To truly learn what works, we must try, try again

Progress is hampered by a lack of replication, academics say
3rd April 2015, 1:00am


To truly learn what works, we must try, try again

Education research is unable to pinpoint the best classroom methods and interventions because it fails to repeat, build on and consolidate previous findings, academics have suggested.

A study has highlighted the fact that only 0.13 per cent of articles in the entire publication history of the top 100 education journals were replication studies testing the outcomes of previous research.

This contrasts starkly with fields such as health care and agriculture, where repetition of trials is seen as an intrinsic part of innovation, according to an article published in the journal Educational Researcher.

Sally Thomas, a professor of education at the University of Bristol, agrees that replication is vital.

"If you have 10 studies pointing in one direction, that's obviously stronger than one study showing something," she said. "Like in legal cases, where you're building evidence to make a convincing argument, the more evidence you have, the more convincing the outcome will be."

The problem with judging an intervention based on a single study is further highlighted by Bette Chambers, director of the Institute for Effective Education at the University of York.

One might, for example, be looking at a reading intervention intended to be implemented by trained teachers for three hours a week. However, the schools involved in the initial pilot study might be able to spare only one hour a week, or a shortage of teaching staff might lead them to delegate the initiative to teaching assistants.

"So, when you come up with results, you don't know if the programme didn't work or if it wasn't implemented well," Professor Chambers said.

By conducting multiple studies, however, academics can determine how effective a particular intervention is on average.

According to Kevan Collins, chief executive of the Education Endowment Foundation (EEF), a charity that funds educational research, repetition is vital even when an initial study has been conducted properly.

Dr Collins cited a new writing intervention that had proven very effective in 20 initial schools. "But then you have to ask the question: is it just the people who led it?" he said. "The authors are really inspiring people - lots of education is built on gurus being inspiring."

`Ethical obligation'

The next step, therefore, would be to ask teachers to implement the programme - this time in many more schools. "Only then can you say to a teacher in, say, Newcastle: `This is really worth your time and money'," Dr Collins argued. "You've got to test things in a range of settings and contexts. It's an ethical obligation in my view."

He pointed out that other industries were governed by stringent rules. "If you want to create a new lipstick to go on the high street, by regulation you have to go through a whole lot of hurdles to prove it's not going to do any harm," he said.

By contrast, he added, programmes that claimed to be based on neuroscientific fact could be sold to schools without any evidence-based studies to back them up.

Inevitably, this comes down to money. "If there isn't replication in education research, it's because it's not funded," Professor Thomas said.

Professor Chambers echoed this view. "For a long time, education has been perceived as a craft instead of a science," she said. "And, because everybody's been to school, everybody claims to know what's best for schools."
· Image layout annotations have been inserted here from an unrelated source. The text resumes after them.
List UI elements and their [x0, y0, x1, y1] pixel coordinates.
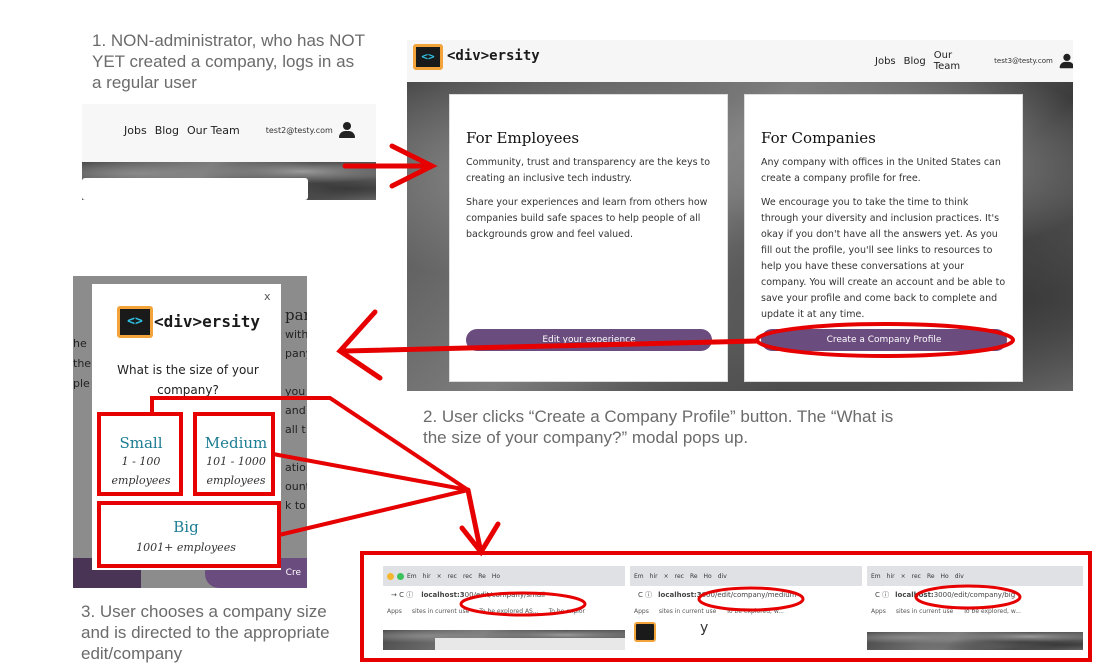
- tab-bar: Em hir × rec Re Ho div: [630, 566, 862, 586]
- address-bar[interactable]: C ⓘ localhost:3 000/edit/company/medium: [630, 586, 862, 604]
- big-size-option[interactable]: Big 1001+ employees: [101, 512, 271, 568]
- user-email: test2@testy.com: [265, 125, 333, 135]
- employees-card-text-1: Community, trust and transparency are th…: [466, 157, 711, 184]
- address-bar[interactable]: C ⓘ localhost: 3000/edit/company/big: [867, 586, 1083, 604]
- navbar: Jobs Blog Our Team test2@testy.com: [124, 122, 355, 138]
- modal-logo-icon: <>: [117, 306, 153, 338]
- address-bar[interactable]: → C ⓘ localhost:3 00/edit/company/small: [383, 586, 625, 604]
- companies-card-title: For Companies: [761, 129, 876, 147]
- background-peek-left: he the ple: [73, 337, 92, 390]
- modal-close-button[interactable]: x: [264, 290, 271, 303]
- nav-our-team-link[interactable]: Our Team: [187, 124, 240, 137]
- companies-card-text-2: We encourage you to take the time to thi…: [761, 197, 1006, 320]
- companies-card-text-1: Any company with offices in the United S…: [761, 157, 1001, 184]
- browser-medium: Em hir × rec Re Ho div C ⓘ localhost:3 000/edit/…: [630, 566, 862, 650]
- step1-caption: 1. NON-administrator, who has NOT YET cr…: [92, 31, 365, 92]
- companies-card: For Companies Any company with offices i…: [744, 94, 1023, 382]
- nav-blog-link[interactable]: Blog: [155, 124, 179, 137]
- company-size-modal: x <> <div>ersity What is the size of you…: [92, 284, 281, 570]
- step3-modal-screenshot: hetheple pan withpany youandall t ationo…: [73, 276, 307, 588]
- nav-blog-link[interactable]: Blog: [904, 56, 926, 67]
- nav-our-team-link[interactable]: Our Team: [934, 50, 976, 72]
- background-peek-right: pan withpany youandall t ationountk to: [285, 306, 307, 512]
- small-size-unit: employees: [111, 474, 171, 487]
- big-size-range: 1001+ employees: [136, 541, 236, 554]
- browser-strip: Em hir × rec rec Re Ho → C ⓘ localhost:3 00/edit…: [383, 566, 1083, 650]
- employees-card-text-2: Share your experiences and learn from ot…: [466, 197, 708, 240]
- edit-experience-button[interactable]: Edit your experience: [466, 329, 712, 351]
- medium-size-range: 101 - 1000: [206, 455, 266, 468]
- nav-jobs-link[interactable]: Jobs: [875, 56, 896, 67]
- medium-size-unit: employees: [206, 474, 266, 487]
- medium-size-option[interactable]: Medium 101 - 1000 employees: [196, 424, 276, 500]
- bookmarks-bar: Apps sites in current use To be explored, …: [634, 607, 784, 615]
- nav-jobs-link[interactable]: Jobs: [124, 124, 147, 137]
- step3-caption: 3. User chooses a company size and is di…: [81, 602, 330, 663]
- bookmarks-bar: Apps sites in current use To be explored, …: [871, 607, 1021, 615]
- small-size-option[interactable]: Small 1 - 100 employees: [101, 424, 181, 500]
- big-size-title: Big: [173, 518, 199, 536]
- small-size-title: Small: [119, 434, 163, 452]
- arrow-step3-to-browsers: [459, 487, 501, 557]
- logo-text: <div>ersity: [447, 48, 540, 64]
- step2-screenshot: <> <div>ersity Jobs Blog Our Team test3@…: [407, 40, 1073, 391]
- employees-card: For Employees Community, trust and trans…: [449, 94, 728, 382]
- browser-small: Em hir × rec rec Re Ho → C ⓘ localhost:3 00/edit…: [383, 566, 625, 650]
- step2-caption: 2. User clicks “Create a Company Profile…: [423, 407, 894, 447]
- user-email: test3@testy.com: [994, 57, 1053, 65]
- logo-icon: <>: [413, 44, 443, 70]
- user-icon[interactable]: [338, 122, 355, 138]
- user-icon[interactable]: [1059, 53, 1073, 69]
- modal-question: What is the size of your company?: [117, 363, 259, 397]
- step1-screenshot: Jobs Blog Our Team test2@testy.com: [82, 104, 376, 200]
- tab-bar: Em hir × rec Re Ho div: [867, 566, 1083, 586]
- modal-logo-text: <div>ersity: [154, 312, 260, 331]
- tab-bar: Em hir × rec rec Re Ho: [383, 566, 625, 586]
- small-size-range: 1 - 100: [121, 455, 161, 468]
- navbar-step2: Jobs Blog Our Team test3@testy.com: [875, 50, 1073, 72]
- employees-card-title: For Employees: [466, 129, 580, 147]
- create-company-profile-button[interactable]: Create a Company Profile: [761, 329, 1007, 351]
- bookmarks-bar: Apps sites in current use To be explored A…: [387, 607, 585, 615]
- browser-big: Em hir × rec Re Ho div C ⓘ localhost: 3000/edit/…: [867, 566, 1083, 650]
- medium-size-title: Medium: [204, 434, 268, 452]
Nonetheless, Dr Collins argued, organisations such as the EEF and Professor Chambers' institute were increasingly emphasising that changes in education policy must be based on rigorous research. "There's a degree of science and understanding in how these things work," he said. "It needs to be applied in education as much as in anything else. More so, in fact."
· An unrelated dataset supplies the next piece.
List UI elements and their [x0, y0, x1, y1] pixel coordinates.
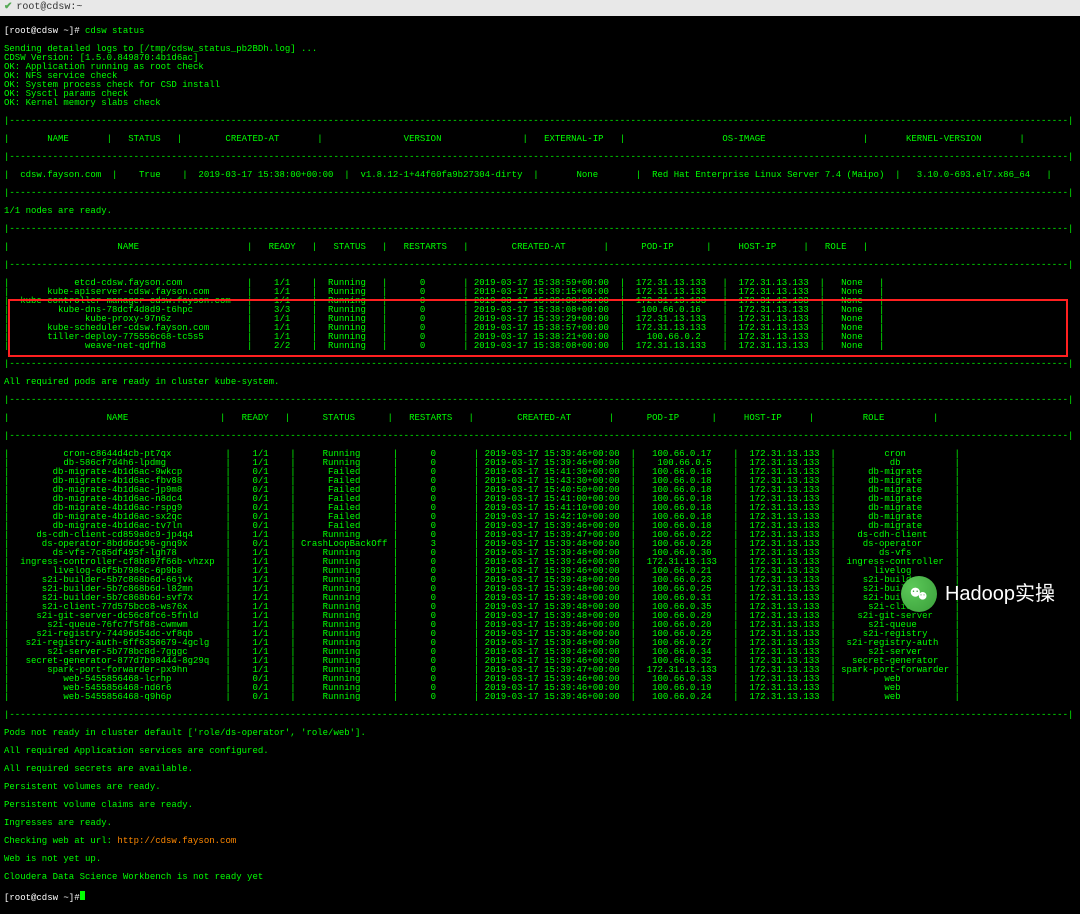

Call for open access to academic papers

All academic research should be free for teachers to access, according to a higher education thinktank.

The Higher Education Policy Institute (Hepi) launched a report this week arguing that a new national licence should make the latest academic journals available to anyone who wants to read them (bit.lyHepiAccess).

"The UK is a world leader in academic research," says Nick Hillman, director of Hepi. "Yet access to the latest work is severely restricted. For those outside universities, including public sector workers, it is not easy to find out what is happening at the forefront of knowledge."

Some research journals offer "open access", allowing non-academics to read articles for free. Most, however, have a hefty subscription fee, which is usually paid by universities on behalf of academics.

The national licence would allow any UK resident to access the latest academic journals for free. Hepi says this would benefit teachers, teacher-trainers and policymakers.